3SIXT Bluetooth Studio Earbuds
Great value, comfortable, good sound
Fiddly charging, ineffective noise cancellation, fall out during some activity
With the advent of the iPhone 7, wireless headphones have taken up a new level of importance in the Apple universe. Many people are questioning whether investing in a wired headset, replete with Apple’s proprietary Lightning connector, is the best option or whether Bluetooth headphones are a more flexible alternative.
3SIXT (three-sixty in case you missed the reference) makes some great Apple accessories such as cases and headphones. Their Bluetooth Studio Earbuds have an interesting design and deliver good sound. They connect via Bluetooth 4.1.
Initial setup was straightforward – Bluetooth has certainly come a long way. Pairing is initiated the first time the Studio Earbuds are activated or by holding the central button on the inline controller for a few seconds.
The two earpieces are magnetic and stick to each other. When separated, the headphones turn on automatically; reconnect them and they power off. When they’re not used for three minutes they automatically go into stand-by mode. Battery life is rated at several hours and charges via a micro-USB cable.
If you enable the Batteries widget on your iPhone, the Studio Earbuds will report their battery level so you can keep track of when you need to recharge.
The charging port is hidden under a rubber cover and a small door, which were troublesome and I had to pry them open. It’s a small annoyance but one that got on my nerves a little.
The two buds are joined by a thin cable that has an inline controller for play/pause control, volume up and down, and answering calls through the integrated microphone.
The Studio Earbuds weigh just 16 grams and come with five sets of rubber tips of varying sizes, in order to fit various ear canals. These, along with the USB charging cable, fit in a small solid pouch used for carrying the earbuds when they are not required.
I paired the Studio Earbuds with two devices: my iPhone 7 Plus and Apple Watch Series 2.
Sound quality was pretty good but I did find they lacked solid bass response. One of the playlists I loaded to my Apple Watch was some workout music. This is mainly rock music and I found it sounded a little too thin for my liking.
In contrast, the same music through the iPhone 7 Plus was far more to my liking, suggesting that Apple needs to do some work on music output from the Apple Watch.
3SIXT claims the Bluetooth Studio Earbuds use “CVC6.0 noise-cancellation technology”. This is a suite of algorithms for acoustic echo cancellation and noise suppression. I did not find the noise cancellation to be particularly effective. For example, I could hear my fingers tapping on the keyboard while working and wearing the headphones. Low pitched ambient sounds were also audible unless I bumped the volume up.

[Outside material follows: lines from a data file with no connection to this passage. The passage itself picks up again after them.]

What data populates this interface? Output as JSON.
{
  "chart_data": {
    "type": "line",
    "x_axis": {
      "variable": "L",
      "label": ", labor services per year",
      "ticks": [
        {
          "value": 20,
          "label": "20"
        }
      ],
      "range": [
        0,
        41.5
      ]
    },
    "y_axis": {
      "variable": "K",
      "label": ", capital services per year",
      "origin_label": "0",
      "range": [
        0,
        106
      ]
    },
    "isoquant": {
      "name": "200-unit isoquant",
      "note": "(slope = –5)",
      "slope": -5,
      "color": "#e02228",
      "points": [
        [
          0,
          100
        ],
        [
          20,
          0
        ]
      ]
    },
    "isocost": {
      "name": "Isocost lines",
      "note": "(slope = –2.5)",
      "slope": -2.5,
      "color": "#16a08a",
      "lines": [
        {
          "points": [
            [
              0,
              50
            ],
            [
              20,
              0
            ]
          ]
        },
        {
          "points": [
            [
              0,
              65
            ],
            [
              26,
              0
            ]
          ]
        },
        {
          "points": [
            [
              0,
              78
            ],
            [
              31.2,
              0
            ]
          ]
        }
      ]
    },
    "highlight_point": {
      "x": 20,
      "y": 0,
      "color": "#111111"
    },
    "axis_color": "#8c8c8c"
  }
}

One of the main uses of wireless headphones is for exercising. I found it very hard to get the Studio Earbuds to stay in place when moving around. It only took a few seconds of running in place or a couple of Jumping Jacks for the buds to fall out. Although they aren’t touted as being specifically designed for use during exercise this is something worth considering.
Macworld Australia‘s buying advice: At under $80, the 3SIXT Bluetooth Studio Earbuds represent great value. They are easy to use, offer great sound quality – assuming your output device pumps out the sound at a reasonable level – and are comfortable.